A wise person is someone who learns from living. Living instructs us on how to succeed at being human, but we must attention to what is going on in our lives. Too often we resist. We think things should be different. If only, we say, and list all our objections.  Yet, what if everything in our life is perfectly right—the exact combination of circumstances, opportunities and setbacks—to impart wisdom? As a mother, I have spent way too much time and energy thinking of what could be better in my life, instead of fully engaging what is. When will I stop striving and start saying "yes"?  What wisdom could the Spirit teach me through this humble acceptance?

Besides being accessible, wisdom is primary in many ways. It is traditionally listed first among the gifts of the Spirit. Scripture emphasizes it a large body of writing, the Wisdom Literature (Proverbs, Psalms, Sirach, Wisdom, Job, Song of Solomon). Besides this, wisdom is personified as a living creature not simply a quality: "Before all ages, in the beginning, he created me, and through all ages I shall not cease to be" (Sirach 24:9). Most importantly, Jesus himself is referred to as the Wisdom of God. Wisdom is primary because it is essential for living life as it was meant to be, in friendship with God and in harmony with all creation, even as Jesus lived.

Wisdom is also practical.

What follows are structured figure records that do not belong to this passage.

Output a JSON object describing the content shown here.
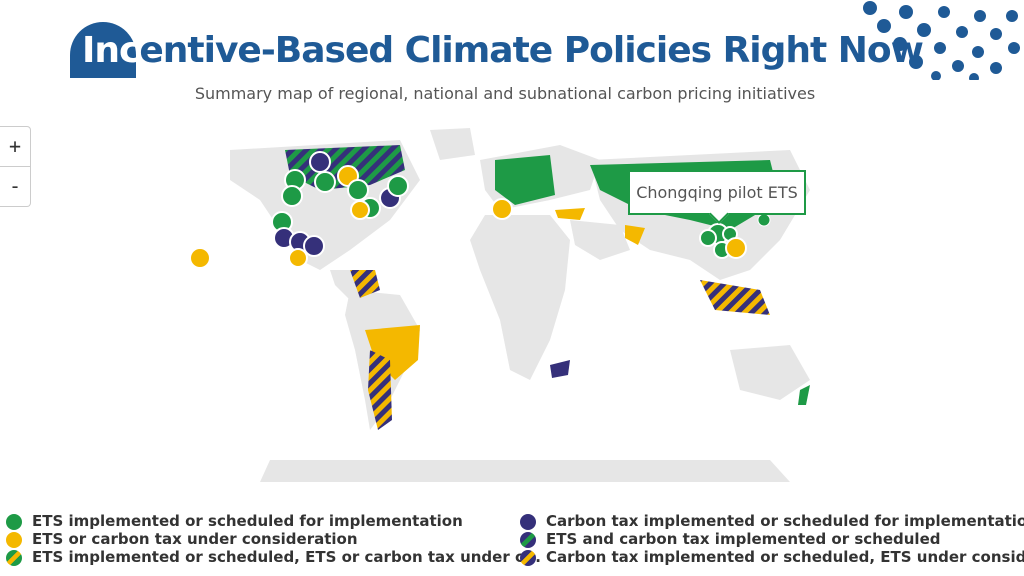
{
  "header": {
    "title_highlight": "Inc",
    "title_rest": "entive-Based Climate Policies Right Now",
    "subtitle": "Summary map of regional, national and subnational carbon pricing initiatives"
  },
  "zoom": {
    "in_label": "+",
    "out_label": "-"
  },
  "tooltip": {
    "text": "Chongqing pilot ETS"
  },
  "colors": {
    "green": "#1e9a46",
    "yellow": "#f4b800",
    "purple": "#35307a",
    "land": "#e6e6e6",
    "brand": "#1f5a96"
  },
  "legend": [
    {
      "label": "ETS implemented or scheduled for implementation",
      "swatch": "green"
    },
    {
      "label": "ETS or carbon tax under consideration",
      "swatch": "yellow"
    },
    {
      "label": "ETS implemented or scheduled, ETS or carbon tax under c...",
      "swatch": "green-yellow"
    },
    {
      "label": "Carbon tax implemented or scheduled for implementation",
      "swatch": "purple"
    },
    {
      "label": "ETS and carbon tax implemented or scheduled",
      "swatch": "green-purple"
    },
    {
      "label": "Carbon tax implemented or scheduled, ETS under consider...",
      "swatch": "purple-yellow"
    }
  ]
}
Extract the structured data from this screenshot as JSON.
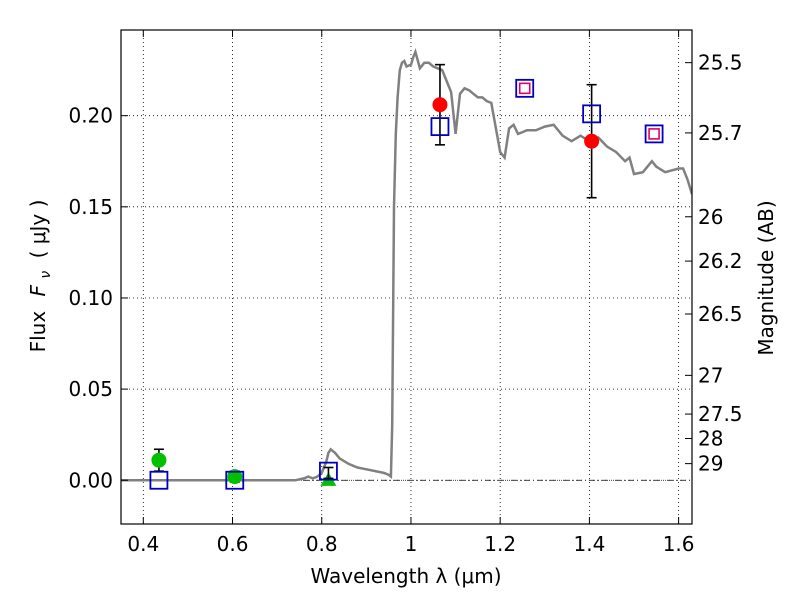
{
  "chart_data": {
    "type": "scatter",
    "xlabel": "Wavelength  λ (μm)",
    "ylabel": "Flux  F_ν  ( μJy )",
    "ylabel_parts": {
      "prefix": "Flux",
      "symbol": "F",
      "subscript": "ν",
      "unit": "( μJy )"
    },
    "y2label": "Magnitude (AB)",
    "xlim": [
      0.35,
      1.63
    ],
    "ylim": [
      -0.024,
      0.247
    ],
    "grid": true,
    "x_ticks": [
      {
        "value": 0.4,
        "label": "0.4"
      },
      {
        "value": 0.6,
        "label": "0.6"
      },
      {
        "value": 0.8,
        "label": "0.8"
      },
      {
        "value": 1.0,
        "label": "1"
      },
      {
        "value": 1.2,
        "label": "1.2"
      },
      {
        "value": 1.4,
        "label": "1.4"
      },
      {
        "value": 1.6,
        "label": "1.6"
      }
    ],
    "y_ticks": [
      {
        "value": 0.0,
        "label": "0.00"
      },
      {
        "value": 0.05,
        "label": "0.05"
      },
      {
        "value": 0.1,
        "label": "0.10"
      },
      {
        "value": 0.15,
        "label": "0.15"
      },
      {
        "value": 0.2,
        "label": "0.20"
      }
    ],
    "y2_ticks": [
      {
        "value": 25.5,
        "label": "25.5"
      },
      {
        "value": 25.7,
        "label": "25.7"
      },
      {
        "value": 26.0,
        "label": "26"
      },
      {
        "value": 26.2,
        "label": "26.2"
      },
      {
        "value": 26.5,
        "label": "26.5"
      },
      {
        "value": 27.0,
        "label": "27"
      },
      {
        "value": 27.5,
        "label": "27.5"
      },
      {
        "value": 28.0,
        "label": "28"
      },
      {
        "value": 29.0,
        "label": "29"
      }
    ],
    "model_spectrum": {
      "color": "#808080",
      "x": [
        0.35,
        0.5,
        0.6,
        0.7,
        0.74,
        0.76,
        0.77,
        0.78,
        0.79,
        0.8,
        0.81,
        0.815,
        0.82,
        0.83,
        0.84,
        0.86,
        0.88,
        0.9,
        0.92,
        0.94,
        0.95,
        0.955,
        0.958,
        0.962,
        0.966,
        0.97,
        0.975,
        0.98,
        0.985,
        0.99,
        1.0,
        1.005,
        1.01,
        1.02,
        1.03,
        1.04,
        1.05,
        1.06,
        1.07,
        1.08,
        1.09,
        1.1,
        1.11,
        1.12,
        1.13,
        1.14,
        1.15,
        1.16,
        1.17,
        1.18,
        1.2,
        1.21,
        1.22,
        1.23,
        1.24,
        1.25,
        1.26,
        1.27,
        1.28,
        1.3,
        1.32,
        1.34,
        1.36,
        1.38,
        1.4,
        1.42,
        1.44,
        1.46,
        1.48,
        1.49,
        1.5,
        1.52,
        1.54,
        1.55,
        1.57,
        1.6,
        1.61,
        1.62,
        1.63
      ],
      "y": [
        0.0,
        0.0,
        0.0,
        0.0,
        0.0,
        0.001,
        0.002,
        0.001,
        0.002,
        0.004,
        0.01,
        0.015,
        0.017,
        0.015,
        0.012,
        0.009,
        0.007,
        0.006,
        0.005,
        0.004,
        0.003,
        0.002,
        0.03,
        0.15,
        0.19,
        0.21,
        0.225,
        0.229,
        0.23,
        0.227,
        0.228,
        0.232,
        0.235,
        0.226,
        0.229,
        0.229,
        0.227,
        0.226,
        0.225,
        0.219,
        0.213,
        0.19,
        0.212,
        0.215,
        0.214,
        0.212,
        0.21,
        0.21,
        0.208,
        0.207,
        0.18,
        0.177,
        0.193,
        0.195,
        0.19,
        0.191,
        0.192,
        0.192,
        0.192,
        0.194,
        0.195,
        0.189,
        0.186,
        0.189,
        0.186,
        0.188,
        0.183,
        0.18,
        0.175,
        0.177,
        0.168,
        0.169,
        0.175,
        0.172,
        0.169,
        0.171,
        0.171,
        0.165,
        0.157
      ]
    },
    "series": [
      {
        "marker": "circle",
        "color": "#00c000",
        "x": [
          0.435,
          0.605
        ],
        "y": [
          0.011,
          0.002
        ],
        "yerr": [
          0.006,
          0.003
        ]
      },
      {
        "marker": "triangle",
        "color": "#00c000",
        "x": [
          0.815
        ],
        "y": [
          0.0
        ],
        "yerr": [
          null
        ]
      },
      {
        "marker": "circle",
        "color": "#ff0000",
        "x": [
          1.065,
          1.405
        ],
        "y": [
          0.206,
          0.186
        ],
        "yerr": [
          0.022,
          0.031
        ]
      },
      {
        "marker": "errorbar-only",
        "color": "#000000",
        "x": [
          0.815
        ],
        "y": [
          0.004
        ],
        "yerr": [
          0.003
        ]
      },
      {
        "marker": "open-square",
        "color": "#0000c0",
        "x": [
          0.435,
          0.605,
          0.815,
          1.065,
          1.255,
          1.405,
          1.545
        ],
        "y": [
          0.0,
          0.0,
          0.005,
          0.194,
          0.215,
          0.201,
          0.19
        ]
      },
      {
        "marker": "small-open-square",
        "color": "#e0006a",
        "x": [
          1.255,
          1.545
        ],
        "y": [
          0.215,
          0.19
        ]
      }
    ]
  }
}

The very meaning of wisdom is to know what to do in the concrete situation at a given moment. This appeals to my mother-self, because mothers continually live in the realm of the practical. We don’t have time to think out every decision we make during a day, but often rely on intuition. Wisdom puts us in touch not only with our intuitive ability to figure out what to do, but with the presence and ways of the Spirit. In an immediate and powerful way, we can offer our daily living as a continuous prayer when we beg the Spirit for wisdom to guide us in daily things.

What touches me most about this gift, however, is that Scripture portrays wisdom using feminine imagery.  Solomon calls wisdom a lover and a bride (Wisdom 8:2-3) and likens her to precious jewels to be coveted above all riches and glory. In other readings, wisdom is a woman who sets a table for her children (Proverbs 9) and a mother calling her children to receive instruction (Prov. 8:32-36). This should make every mother feel like she is at home in the house of God, beloved and beautiful!

Mothers especially need this gift of the Spirit. A mother’s work is to teach our children to live well, and  wisdom is living well with the help of the Holy Spirit. The ancients believed in something called "natural law," the belief that the natural world contains the seeds of wisdom. In this sense, our children do come with "operating instructions," if we know how to look, listen and pay attention. Then we will know what action to take. We will learn from mistakes and accept things as they are, and with the help of the Spirit, gradually become wise.

So, ask the Spirit to help you this week to pay attention to life, to accept things as they are, and to give you the gift of wisdom. I guarantee this will provide you with a peace the world cannot give.